Plaintiff argues that because the certificate of redemption "stated that the judgment debtor paid to the sheriff only $1735.75, whereas the judgment debtor had paid the sheraff $1844.65, the amount actually due to redeem, the plaintiff was entitled to rely on the record, and assume that the redemption was not a valid redemption. * * * The amount of money stated in the certificate of redemption is the amount of money tendered of record to the holder of the certificate of sale, to redeem from the sale, and if the amount of money stated in the certificate of redemption which has been recorded is incorrect, the holder of the certificate of sale could rightfully refuse the money so tendered, and at the end of 15 months insist upon a deed from the sheriff."
The applicable statutory provisions are sections 18 and 19 of the Judgments Act. (Ill. Rev. Stat. 1955, chap. 77, pars. 18 and 19.) Section 18 provides: "Any defendant * * * may * * * redeem the real estate so sold by paying to * * * the sheriff * * * for the benefit of such purchaser * * * the sum of money for which the premises were sold or bid off, with interest thereon at the rate of six per centum per annum from the time of such sale, whereupon such sale and certificate shall be null and void." Section 19 makes it the duty of the "officer or person from whom such redemption takes place, to make out an instrument in writing, * * * evidencing said redemption, which shall be recorded in the recorder's office of the proper county, * * *."

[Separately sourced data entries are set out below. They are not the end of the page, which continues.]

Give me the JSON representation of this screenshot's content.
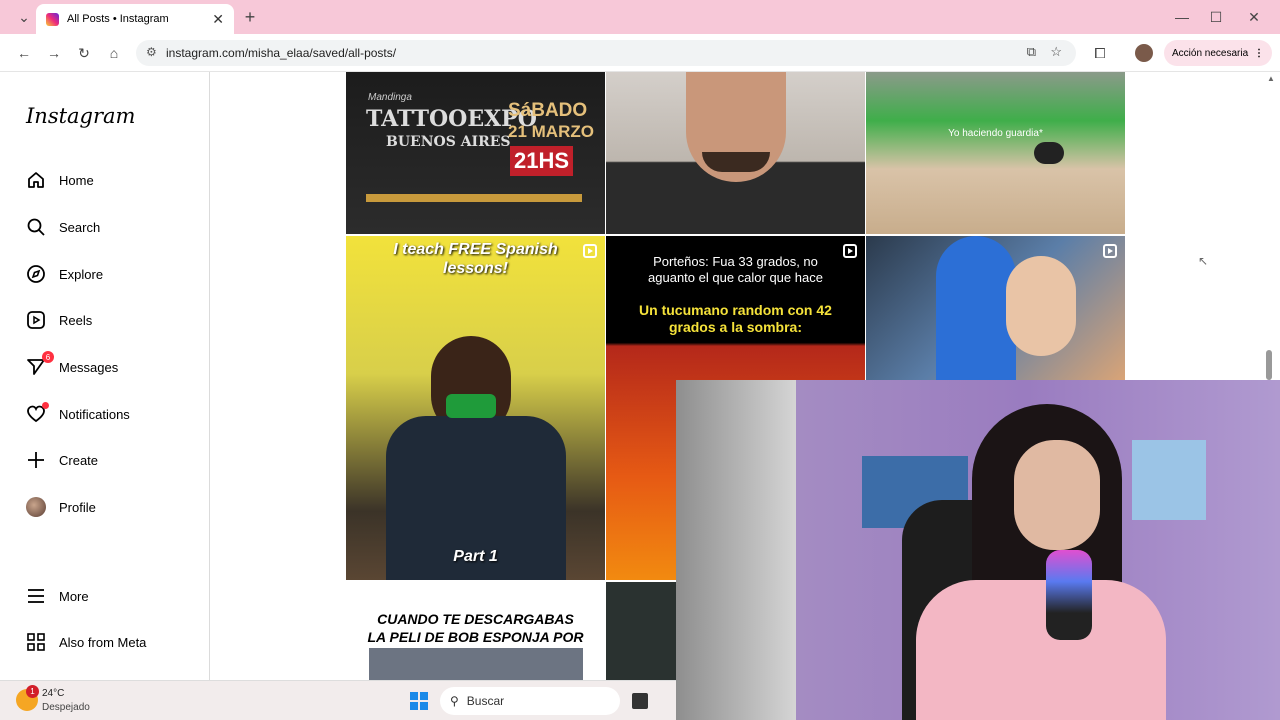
{
  "browser": {
    "tab_title": "All Posts • Instagram",
    "url": "instagram.com/misha_elaa/saved/all-posts/",
    "action_label": "Acción necesaria"
  },
  "sidebar": {
    "logo": "Instagram",
    "items": [
      {
        "label": "Home",
        "icon": "home-icon"
      },
      {
        "label": "Search",
        "icon": "search-icon"
      },
      {
        "label": "Explore",
        "icon": "compass-icon"
      },
      {
        "label": "Reels",
        "icon": "reels-icon"
      },
      {
        "label": "Messages",
        "icon": "messenger-icon",
        "badge": "6"
      },
      {
        "label": "Notifications",
        "icon": "heart-icon"
      },
      {
        "label": "Create",
        "icon": "plus-icon"
      },
      {
        "label": "Profile",
        "icon": "avatar-icon"
      }
    ],
    "more": "More",
    "also": "Also from Meta"
  },
  "posts": {
    "p1": {
      "brand": "Mandinga",
      "title": "TATTOOEXPO",
      "subtitle": "BUENOS AIRES",
      "day": "SáBADO",
      "date": "21 MARZO",
      "time": "21HS"
    },
    "p3": {
      "caption": "Yo haciendo guardia*"
    },
    "p4": {
      "caption": "I teach FREE Spanish lessons!",
      "footer": "Part 1"
    },
    "p5": {
      "caption": "Porteños: Fua 33 grados, no aguanto el que calor que hace",
      "caption2": "Un tucumano random con 42 grados a la sombra:"
    },
    "p7": {
      "caption": "CUANDO TE DESCARGABAS LA PELI DE BOB ESPONJA POR EL ARES"
    }
  },
  "taskbar": {
    "weather_temp": "24°C",
    "weather_desc": "Despejado",
    "weather_badge": "1",
    "search": "Buscar"
  },
  "colors": {
    "tab_bg": "#f7c8d8",
    "badge": "#ff3040",
    "action_pill": "#fbe2ea"
  }
}
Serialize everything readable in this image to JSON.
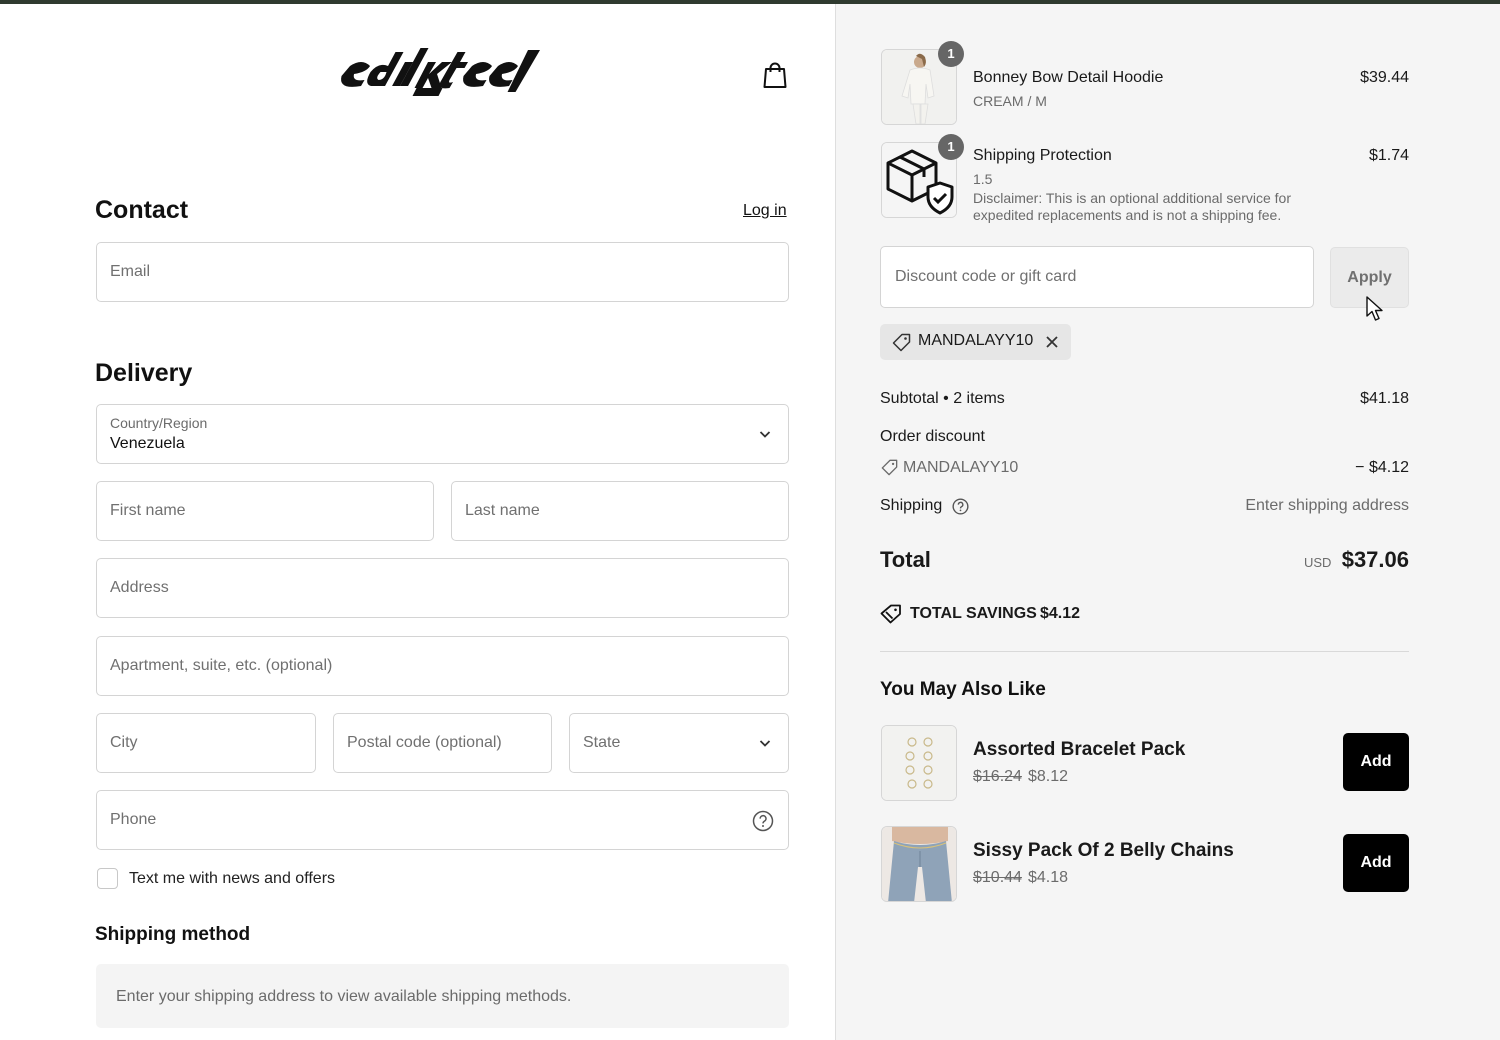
{
  "store": {
    "logo_text": "edikted"
  },
  "contact": {
    "title": "Contact",
    "login_link": "Log in",
    "email_placeholder": "Email"
  },
  "delivery": {
    "title": "Delivery",
    "country_label": "Country/Region",
    "country_value": "Venezuela",
    "first_name_placeholder": "First name",
    "last_name_placeholder": "Last name",
    "address_placeholder": "Address",
    "apartment_placeholder": "Apartment, suite, etc. (optional)",
    "city_placeholder": "City",
    "postal_placeholder": "Postal code (optional)",
    "state_placeholder": "State",
    "phone_placeholder": "Phone",
    "sms_optin_label": "Text me with news and offers"
  },
  "shipping_method": {
    "title": "Shipping method",
    "message": "Enter your shipping address to view available shipping methods."
  },
  "cart": {
    "items": [
      {
        "name": "Bonney Bow Detail Hoodie",
        "variant": "CREAM / M",
        "price": "$39.44",
        "quantity": "1"
      },
      {
        "name": "Shipping Protection",
        "variant": "1.5",
        "disclaimer": "Disclaimer: This is an optional additional service for expedited replacements and is not a shipping fee.",
        "price": "$1.74",
        "quantity": "1"
      }
    ]
  },
  "discount": {
    "placeholder": "Discount code or gift card",
    "apply_label": "Apply",
    "applied_code": "MANDALAYY10"
  },
  "summary": {
    "subtotal_label": "Subtotal • 2 items",
    "subtotal_value": "$41.18",
    "order_discount_label": "Order discount",
    "discount_code": "MANDALAYY10",
    "discount_value": "− $4.12",
    "shipping_label": "Shipping",
    "shipping_value": "Enter shipping address",
    "total_label": "Total",
    "currency": "USD",
    "total_value": "$37.06",
    "savings_label": "TOTAL SAVINGS",
    "savings_value": "$4.12"
  },
  "recommendations": {
    "title": "You May Also Like",
    "items": [
      {
        "name": "Assorted Bracelet Pack",
        "old_price": "$16.24",
        "new_price": "$8.12",
        "add_label": "Add"
      },
      {
        "name": "Sissy Pack Of 2 Belly Chains",
        "old_price": "$10.44",
        "new_price": "$4.18",
        "add_label": "Add"
      }
    ]
  },
  "colors": {
    "accent": "#000000",
    "top_bar": "#2f3a2f",
    "summary_bg": "#f5f5f5"
  }
}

Plaintiff misreads both the certificate of redemption and the governing statutes. The certificate twice identifies the sum of $1,735.75: once as "the full sum of purchase money," and the second time as "the amount for which said premises were sold." And it states that that amount has been paid to the sheriff "with interest thereon at the rate of six per cent per annum from the date of such sale to this time." There is no statutory requirement that the certificate recite the sum of the sale price plus the interest due thereon. The certificate conformed literally with the statute. This court has often emphasized the strong policy that exists in favor of allowing redemptions from judicial sales. (See, e.g., Skach v. Sykora, 6 Ill.2d 215, 221; Mohr v. Sibthorp, 395 Ill. 418, 424.) Even if the matter was doubtful, and we entertain no doubt, the judgment would have to be affirmed because the statutes concerning redemption were not intended to erect artificial barriers or to foster unjust enrichment.